主将VS筋肉まん
翌日になって僕は恭介に言われた通りメンバー探しを開始したのだけれど、昼をすぎても1人も集められないでいた。
部活でも同好会でもない上に得体の知れない集まりに加わりたいなんて思う物好きはいないだろうし。
全く成果を得られずにため息を吐きながら購買部に来ると、真達が集まっていた。
「譲じゃねぇか。首尾はどうだよ?1人でも捕まえられたか?」
「そういう、健児は?」
「今、5杯目だ」
と、どや顔で空になった購買のオムライスの皿を見せてくる。
こいつは脳みそまで筋肉で出来ているのか、まともな会話を臨めないようだ。
こうなればクラスの男子に可愛いことで定評のある真に期待しよう。
真は校内のミスコンでエントリーしていないにも関わらず、1位を攫うという偉業を2年連続で果たしている。
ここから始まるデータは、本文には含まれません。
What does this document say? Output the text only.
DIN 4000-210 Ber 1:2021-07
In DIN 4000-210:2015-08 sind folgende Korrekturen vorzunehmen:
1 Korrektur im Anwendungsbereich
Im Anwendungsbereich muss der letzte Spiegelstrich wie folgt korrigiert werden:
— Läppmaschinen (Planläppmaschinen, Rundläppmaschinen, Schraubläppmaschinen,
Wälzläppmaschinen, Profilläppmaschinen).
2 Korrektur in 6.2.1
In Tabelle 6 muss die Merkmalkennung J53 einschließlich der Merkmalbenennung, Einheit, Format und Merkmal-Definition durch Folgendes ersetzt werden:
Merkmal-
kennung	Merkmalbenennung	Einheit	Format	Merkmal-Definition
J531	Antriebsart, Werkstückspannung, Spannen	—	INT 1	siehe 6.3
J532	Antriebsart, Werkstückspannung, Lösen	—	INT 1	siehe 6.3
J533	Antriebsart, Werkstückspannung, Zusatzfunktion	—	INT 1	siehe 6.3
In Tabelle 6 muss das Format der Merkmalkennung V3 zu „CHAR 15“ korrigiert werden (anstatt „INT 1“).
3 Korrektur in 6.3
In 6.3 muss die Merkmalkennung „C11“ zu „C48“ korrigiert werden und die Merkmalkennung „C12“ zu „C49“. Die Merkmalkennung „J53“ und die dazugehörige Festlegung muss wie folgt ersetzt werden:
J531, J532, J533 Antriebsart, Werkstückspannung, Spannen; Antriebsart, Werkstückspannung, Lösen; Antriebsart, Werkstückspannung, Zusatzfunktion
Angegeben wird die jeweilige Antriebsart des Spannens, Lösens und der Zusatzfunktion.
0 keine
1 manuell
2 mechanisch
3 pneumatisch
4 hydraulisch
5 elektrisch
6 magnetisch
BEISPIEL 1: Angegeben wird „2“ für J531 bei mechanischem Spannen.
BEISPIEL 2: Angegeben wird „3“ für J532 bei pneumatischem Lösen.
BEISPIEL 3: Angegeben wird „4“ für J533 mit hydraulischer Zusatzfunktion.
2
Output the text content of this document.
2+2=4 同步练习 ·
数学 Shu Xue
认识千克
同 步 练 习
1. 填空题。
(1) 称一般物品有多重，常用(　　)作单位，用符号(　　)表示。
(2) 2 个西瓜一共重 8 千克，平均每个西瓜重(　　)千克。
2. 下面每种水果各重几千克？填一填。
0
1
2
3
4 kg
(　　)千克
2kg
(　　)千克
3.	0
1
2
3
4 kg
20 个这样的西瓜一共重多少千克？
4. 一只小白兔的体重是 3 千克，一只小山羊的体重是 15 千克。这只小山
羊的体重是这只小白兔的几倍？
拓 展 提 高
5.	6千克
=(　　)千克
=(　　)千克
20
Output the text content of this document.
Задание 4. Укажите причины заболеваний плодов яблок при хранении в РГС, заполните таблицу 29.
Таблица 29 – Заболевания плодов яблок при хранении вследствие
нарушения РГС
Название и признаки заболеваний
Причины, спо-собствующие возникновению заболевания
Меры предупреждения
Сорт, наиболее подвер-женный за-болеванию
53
だからエントリーした女子には反感を買っているが、男子には人気絶大なのである。
「真のほうは?」
「クラスの葛木さんが参加してくれるって、男の子には怖くて話しかけられないよ。」
そうだ、真は見た目は可愛い女の子で元気な性格でも極度の人見知りだった。
まぁ女子でも1人加入しただけで大きな進歩だろう。
だけどまだ僕達を入れても5人だ。あとの4人はどうしよう。
するとオムライス6杯目を食べ終わった健児が。
「ソフト部主将の関根を勧誘しようぜ。主将っていうくらいだから、強ぇんじゃね?」
と、さながら頭の上に電球を灯したようなハツラツとした様子だ。
ソフト部主将なのにも関わらず勧誘するなんて如何にも健児らしい。要するにバカである。
というわけで部活帰りの関根妃里さんを捕まえた。
「よう!関根。早速だが、俺らと野球をしねぇか?報酬はプロテインだ。」
前置きもなしに早速も何も無いだろうに。
仕方がない。何せ健児はバカだから。
しかし、関根さんの返答は意外なものだった。
「あたしを加入させたいなら勝負しようよ。健児君とあたしで。君があたしのボールを一球でも前に飛ばすことが出来たら入ったげるよ。」
予想と裏腹にかなり好戦的な関根さん。
「君って運動部の間では有名なんだよね、何せ入学当初に部活の仮入部で部活を渡り歩き、部長全員に勝っちゃうなんて異常でしょ?」
そんなことがあったのか。
最初から異常な体格だと思っていたが、どうやら健児はただの筋肉じゃないらしい。
「ほう。俺の筋肉伝を知ってなお、勝負しようってか?面白え!俺の上腕二頭筋の前に沈みなぁ!!」
本人はカッコイイと思っているであろうそんなマッスルな奇声を上げる。
考えても見れば部長陣にとっては先代の仇と言った所だろう。なにしろ入学したばかりの若輩に3年生がまともに競技し負けるなど思わなかっただろうし、それにより競技を諦めた先輩もいたらしい。
これは言わば因縁の対決だ。部長の信念と、健児のプロテインを賭けた。
「放課後第2グラウンドで待ってるからね。逃げるなよ!」
そんな捨て台詞に可憐な笑顔を向け走り去って行く関根さんを見送り、早速健児に野球のルールを教えることにした。